At both places, I had a Yuengling lager, which I associated then as being loosely “local” to Philadelphia, old and approachable. Though I tried other beer, that was my go-to for most of my 21st year.

At a young age, I had a pretty good handle on the idea that drinking was not just what you liked but also a signal for who you wanted to be. I was falling deeply in love with Philadelphia at that time, and I was reading about a growing craft beer movement happening both nationally and locally.

The first local beer I really loved was Kenzinger from Philadelphia Brewing Company. Through PBC, I started to buy and explore the catalog of its older parent Yards, eventually finding its Brawler, a deceptively dark, malty ale.

After college, I would sometimes get a Jack and Coke, later transitioning to Jameson and Ginger, because I found happy hours with $5 pours, and I thought it was better for me with a cheaper buzz.

In 2011, at 25, I took a road trip with childhood friends in Ireland. In preparation, I tried my first more serious attempt to understand what whiskey actually was. I enlisted my uncle, a scotch drinker, and began my own (very limited) exploration. I bought my first few bottles of Jameson, sipping sometimes but still usually drowning it in soda.

The Ireland trip was genuinely rather helpful in maturing me quickly. Not just the Jameson distillery tour, which I thought was about the coolest thing I’d ever seen, but also the Guinness brewery, and spending more than a week talking to bartenders and my friends, as we drank not to get drunk but to learn and compare notes.

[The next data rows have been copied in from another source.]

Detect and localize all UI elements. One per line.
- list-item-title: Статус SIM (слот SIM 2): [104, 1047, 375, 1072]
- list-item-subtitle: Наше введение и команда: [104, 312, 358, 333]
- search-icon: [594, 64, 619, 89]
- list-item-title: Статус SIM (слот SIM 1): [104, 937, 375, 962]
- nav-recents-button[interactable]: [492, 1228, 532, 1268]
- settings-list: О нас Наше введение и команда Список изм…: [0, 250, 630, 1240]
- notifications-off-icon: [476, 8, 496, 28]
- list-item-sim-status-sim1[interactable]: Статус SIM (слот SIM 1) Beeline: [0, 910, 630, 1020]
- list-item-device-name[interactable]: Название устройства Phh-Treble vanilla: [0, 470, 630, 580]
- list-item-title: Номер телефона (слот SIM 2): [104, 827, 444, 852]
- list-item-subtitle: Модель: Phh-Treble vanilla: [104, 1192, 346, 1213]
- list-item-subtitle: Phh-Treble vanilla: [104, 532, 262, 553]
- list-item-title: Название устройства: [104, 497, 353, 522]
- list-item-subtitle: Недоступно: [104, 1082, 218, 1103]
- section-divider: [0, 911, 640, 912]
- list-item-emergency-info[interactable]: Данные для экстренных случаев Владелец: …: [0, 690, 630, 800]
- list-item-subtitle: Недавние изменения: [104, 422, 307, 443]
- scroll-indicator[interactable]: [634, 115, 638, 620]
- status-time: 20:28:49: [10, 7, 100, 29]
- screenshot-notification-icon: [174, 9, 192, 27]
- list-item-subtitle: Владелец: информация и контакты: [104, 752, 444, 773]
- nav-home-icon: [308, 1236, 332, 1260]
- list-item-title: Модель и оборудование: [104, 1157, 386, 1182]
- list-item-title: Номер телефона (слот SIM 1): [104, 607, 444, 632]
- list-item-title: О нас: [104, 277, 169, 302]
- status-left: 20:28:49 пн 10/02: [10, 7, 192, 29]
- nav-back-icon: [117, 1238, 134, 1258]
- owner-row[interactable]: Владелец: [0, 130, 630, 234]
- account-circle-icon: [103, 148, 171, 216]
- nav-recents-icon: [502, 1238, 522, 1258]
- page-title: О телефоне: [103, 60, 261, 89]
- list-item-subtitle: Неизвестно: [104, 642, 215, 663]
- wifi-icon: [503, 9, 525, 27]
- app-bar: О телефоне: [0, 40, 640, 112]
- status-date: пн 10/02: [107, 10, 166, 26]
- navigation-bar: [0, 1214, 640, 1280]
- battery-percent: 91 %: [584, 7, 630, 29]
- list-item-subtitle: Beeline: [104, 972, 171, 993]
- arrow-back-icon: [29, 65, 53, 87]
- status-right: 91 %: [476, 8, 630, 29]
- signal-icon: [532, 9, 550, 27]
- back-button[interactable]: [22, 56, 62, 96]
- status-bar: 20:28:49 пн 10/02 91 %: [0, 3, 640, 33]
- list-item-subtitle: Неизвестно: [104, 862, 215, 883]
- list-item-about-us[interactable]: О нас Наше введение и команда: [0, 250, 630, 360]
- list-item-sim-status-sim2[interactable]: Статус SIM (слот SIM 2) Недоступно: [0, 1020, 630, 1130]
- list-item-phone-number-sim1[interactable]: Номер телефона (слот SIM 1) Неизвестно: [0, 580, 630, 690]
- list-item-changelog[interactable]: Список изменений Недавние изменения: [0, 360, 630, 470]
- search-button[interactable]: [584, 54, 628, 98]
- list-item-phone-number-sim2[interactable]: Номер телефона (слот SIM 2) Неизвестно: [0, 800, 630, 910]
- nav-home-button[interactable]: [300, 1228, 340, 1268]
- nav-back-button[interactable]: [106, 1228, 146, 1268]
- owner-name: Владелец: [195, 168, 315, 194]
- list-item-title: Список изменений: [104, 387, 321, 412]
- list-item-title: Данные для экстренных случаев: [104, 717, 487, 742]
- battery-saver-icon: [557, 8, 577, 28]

In the following years, at family parties, my uncle would lead my cousins and me in small tasting sessions, comparing his scotch to whatever other whiskeys were around. I traveled more, experiencing craft beer and spirits from around the world.

I experienced a few early, embarrassing experiences with wine, exposing me to a universe of culture I was deeply intimidated by, so I shied away from this world. I slowly and quietly gained a very rudimentary appreciation. I still couldn’t offer you much insight but I can get great cheer from sharing some $25 bottle of red with friends.

I instead put more time into spirits.

By 2014, at 28, I felt confident that whiskeys were my drink of choice, though I was still developing a palette. Still price sensitive, I might get a popular mass-market bourbon (say, Maker’s Mark) or a Jameson at happy hour. In the right circumstance, I was getting whiskey cocktails out at a bar or restaurant. I was appreciating seasonality: when I appreciated the Miller High Life in the hot sun, or a flavorful craft beer in the fall; when I liked light and airy cocktails in the sun and a brooding whiskey pour in the winter; when a sparkling wine was the right celebration or a red felt right best.

The next year, my specialty drink for my wedding was an Old Fashioned, with Bulleit Rye, in my recollection. At 30, I felt like I had a fine foundation, an appreciation for the five or six primary liquors, confidence in what different beers did for me and why I’d enjoy wine. I was pairing with the time of year and the experience and the geography and my own mood.

In 2017, I played with cocktails at home for the first time. I grew mint for mojitos and mint juleps; I used bitters for old fashioneds; I tried mixes for rouges and even got pretty good at using egg whites for whiskey sours.

Last year one of my resolutions was to get deeper in the world of whiskeys. I explored the Kentucky Bourbon trail with one of the childhood friends with whom I went to Ireland seven years earlier. I read and listened and learned, on tours and podcasts and articles and a couple books. I developed a (limited) understanding of mash bill, the malt-forward scotches, the sea-kissed Irish whiskeys, the sweet, corn-dominated bourbons and, increasingly for me, the spicy ryes, including their Pennsylvania roots.

I can now make at home a fairly respectable Old Fashioned, and understand why. In my home I have a collection of still fairly lower-cost but varied whiskeys — plus at least something worthwhile from each of the liquor standards. There’s always a few decent wines and some good local beer around.

A friend once told me that he thinks the warmest homes are those with pets, books and booze. I’ve enjoyed the journey of becoming one of those households.